John Dupré. 1993. The Disorder of Things. Cambridge MA: Harvard University Press. Pages 230-1.
That this aspect of scientism -- perhaps we should call it "mathematicism" -- is a sociologically significant contributor to scientific prestige seems hard to dispute. It is again perhaps best illustrated by the preeminent influence of economics, with its characteristic appeal to abstruse mathematical models of little empirical worth, among the social sciences. A number of factors probably contribute to this situation.

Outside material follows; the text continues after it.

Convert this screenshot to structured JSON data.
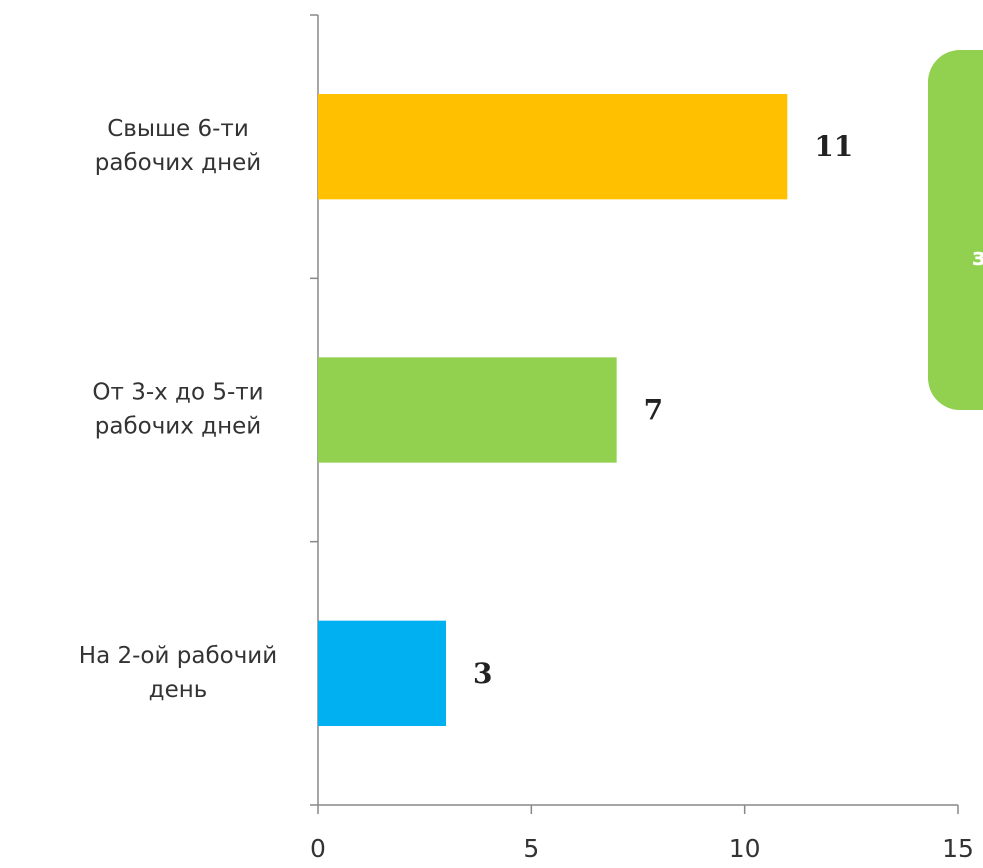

Most relevant to my general theme, more or less inchoate commitments to reductionism surely play some part in the continuing role of physics, and indirectly its mathematical methods, as the paradigm to the methods of which other sciences should aspire. [footnote 1 A phenomenon often referred to as physics envy. [...]] More broadly still, believers in an ultimately orderly universe often suppose that mathematics provides the language necessary to capture such metaphysical order. Straightforwardly sociological factors surely also contribute to mathematicism. It seems very plausible, for example, that mathematical complexities the mastery of which requires substantial training, by setting up barriers to entry (to borrow a concept, this time, from economics), serve to increase the financial and other rewards that accrue to membership of scientific professions. Or even more simply, a mystifying veneer of mathematics will sometimes serve to conceal the banality of what is offered as scientific wisdom. At any rate, the omnipresent neo-Pythagoreanism of contemporary science is surely not adequately justified by its empirical successes. If it is motivated by any legitimately theoretical considerations, I suspect that these amount to some kind of commitment to a universe amenable to one systematic and orderly description; a universe in the existence of which, I have argued, we have every reason to disbelieve.
John Dupré. 1993. The Disorder of Things. Cambridge MA: Harvard University Press. Pages 223-4.